The exhibition Hell according to Rodin, organized to coincide with the centenary of the death of the artist, looks back over the history of this iconic work that the artist never considered to be finished, and which was exhibited only once. The sculptures, models and drawings provide an insight into Rodin’s creative process, as well as his career as a whole, in that the Gates reflect a condensed version of his stylistic explorations out of which came some of his best known works such as The Thinker, The Kiss and Ugolino, considered to be genuine landmarks in the History of Art.

Living forms: Rodin, fascinated by the body, whether in pain, violent or erotic, drew, made models of and retouched hundreds of groups and figures for his portal. Not all of them were incorporated into it in the end, but far from discarding them, the sculptor breathed new life into them, expanding them, forming new groups and making them the sole protagonists. Many of them went on to become some of his most iconic works.

The Thinker: Originally crowning The Gates of Hell, The Thinker probably represented Minos, a judge who sentenced the damned to one of the circles of hell according to their sins. But Rodin did not hesitate in changing this interpretation, converting him into an image of Dante the poet, mulling over his work and, by extension, turning him into an allegorical self-portrait. Enlarged in 1903, it became the sculptor’s most iconic work, completing his metamorphosis as the representation of a man who concentrates his whole body into the act of thinking.

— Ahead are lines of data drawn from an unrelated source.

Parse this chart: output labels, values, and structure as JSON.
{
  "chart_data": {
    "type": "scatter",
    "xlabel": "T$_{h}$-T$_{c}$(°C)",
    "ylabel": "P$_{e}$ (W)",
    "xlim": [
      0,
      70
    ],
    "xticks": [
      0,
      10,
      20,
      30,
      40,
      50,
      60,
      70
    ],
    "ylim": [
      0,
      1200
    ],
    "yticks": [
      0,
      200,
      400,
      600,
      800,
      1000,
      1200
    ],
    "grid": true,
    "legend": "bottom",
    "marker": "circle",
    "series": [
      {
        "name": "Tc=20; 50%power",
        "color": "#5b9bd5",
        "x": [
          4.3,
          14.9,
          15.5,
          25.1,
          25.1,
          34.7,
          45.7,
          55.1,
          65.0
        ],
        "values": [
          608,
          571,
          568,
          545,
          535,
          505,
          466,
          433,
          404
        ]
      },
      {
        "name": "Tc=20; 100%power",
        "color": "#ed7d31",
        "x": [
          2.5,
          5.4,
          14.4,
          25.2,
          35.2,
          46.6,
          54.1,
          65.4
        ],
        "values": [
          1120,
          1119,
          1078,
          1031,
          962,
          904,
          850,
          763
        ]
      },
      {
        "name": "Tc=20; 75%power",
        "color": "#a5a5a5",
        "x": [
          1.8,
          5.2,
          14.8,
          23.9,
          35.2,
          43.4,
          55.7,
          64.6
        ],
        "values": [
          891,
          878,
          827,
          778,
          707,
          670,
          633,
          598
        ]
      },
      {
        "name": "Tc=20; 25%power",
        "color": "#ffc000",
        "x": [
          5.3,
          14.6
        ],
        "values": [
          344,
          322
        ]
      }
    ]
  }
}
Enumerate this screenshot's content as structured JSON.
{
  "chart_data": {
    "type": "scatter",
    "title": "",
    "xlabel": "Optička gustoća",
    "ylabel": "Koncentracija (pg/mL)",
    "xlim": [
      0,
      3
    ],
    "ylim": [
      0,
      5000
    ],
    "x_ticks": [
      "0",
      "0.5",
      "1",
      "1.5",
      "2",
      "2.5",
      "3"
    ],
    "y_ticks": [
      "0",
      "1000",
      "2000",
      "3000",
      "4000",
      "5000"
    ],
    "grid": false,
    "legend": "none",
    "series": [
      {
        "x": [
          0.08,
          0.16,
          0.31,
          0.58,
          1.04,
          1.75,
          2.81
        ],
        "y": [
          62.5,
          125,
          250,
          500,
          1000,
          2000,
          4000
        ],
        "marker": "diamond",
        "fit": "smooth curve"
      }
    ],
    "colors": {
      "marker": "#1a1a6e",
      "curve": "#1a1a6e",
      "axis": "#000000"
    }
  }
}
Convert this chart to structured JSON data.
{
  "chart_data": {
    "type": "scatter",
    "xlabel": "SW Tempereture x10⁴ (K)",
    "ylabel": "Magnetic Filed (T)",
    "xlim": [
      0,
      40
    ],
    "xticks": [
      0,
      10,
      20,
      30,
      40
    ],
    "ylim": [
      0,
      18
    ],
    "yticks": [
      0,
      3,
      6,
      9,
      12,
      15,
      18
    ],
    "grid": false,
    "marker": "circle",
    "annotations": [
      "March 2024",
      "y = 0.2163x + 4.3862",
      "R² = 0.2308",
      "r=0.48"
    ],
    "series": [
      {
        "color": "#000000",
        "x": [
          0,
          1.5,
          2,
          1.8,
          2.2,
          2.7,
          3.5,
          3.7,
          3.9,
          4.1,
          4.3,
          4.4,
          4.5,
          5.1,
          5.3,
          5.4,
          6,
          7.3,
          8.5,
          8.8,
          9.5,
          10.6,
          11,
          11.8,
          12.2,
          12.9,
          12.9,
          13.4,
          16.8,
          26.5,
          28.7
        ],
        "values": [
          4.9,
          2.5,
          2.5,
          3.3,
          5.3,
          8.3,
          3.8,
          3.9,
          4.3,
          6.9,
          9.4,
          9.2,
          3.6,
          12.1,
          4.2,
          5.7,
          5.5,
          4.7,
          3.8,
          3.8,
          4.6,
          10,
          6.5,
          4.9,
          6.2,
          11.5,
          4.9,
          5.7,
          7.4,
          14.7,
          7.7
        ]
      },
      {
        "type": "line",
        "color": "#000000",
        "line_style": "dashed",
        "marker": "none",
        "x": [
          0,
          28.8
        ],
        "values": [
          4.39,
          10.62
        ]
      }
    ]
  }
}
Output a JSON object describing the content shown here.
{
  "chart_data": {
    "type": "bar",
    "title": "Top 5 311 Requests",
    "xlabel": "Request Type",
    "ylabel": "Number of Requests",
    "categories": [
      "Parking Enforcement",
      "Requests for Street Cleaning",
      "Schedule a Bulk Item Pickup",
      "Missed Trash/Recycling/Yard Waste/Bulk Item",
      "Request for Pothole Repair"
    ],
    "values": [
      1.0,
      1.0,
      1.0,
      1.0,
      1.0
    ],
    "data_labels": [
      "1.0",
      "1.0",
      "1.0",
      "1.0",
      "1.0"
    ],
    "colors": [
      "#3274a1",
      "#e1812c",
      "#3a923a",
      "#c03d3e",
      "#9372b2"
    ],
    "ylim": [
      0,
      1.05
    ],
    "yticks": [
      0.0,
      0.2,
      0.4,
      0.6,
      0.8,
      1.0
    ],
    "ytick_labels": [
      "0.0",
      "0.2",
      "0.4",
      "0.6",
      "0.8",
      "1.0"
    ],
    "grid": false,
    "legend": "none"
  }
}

The Kiss: In one of the most famous passages of the Divine Comedy, Dante is moved when listening to Francesca da Rimini tell the story about her forbidden love for Paolo Malatesta. Rodin rejects the picturesque, and creates an idealized image of a couple exchanging their first lovers’ kiss. Rodin decided not to include this group in his Gates of Hell, almost certainly because it was too big and too idyllic, but it didn’t escape the attention of French State, which commissioned a large marble version of the work in 1888.

A hinge between two centuries: Although Rodin’s Gates depicts hell as an intimate torment that can be classed as being part of the end-of-the-century ambience of symbolism, his work also marked the start of modernity in sculpture, employing concepts such as the value of the unfinished, multiplication and fragmentation. For Rodin The Gates of Hell was an authentic creative laboratory, thus making it one of the most iconic sculptural works of the 19th century.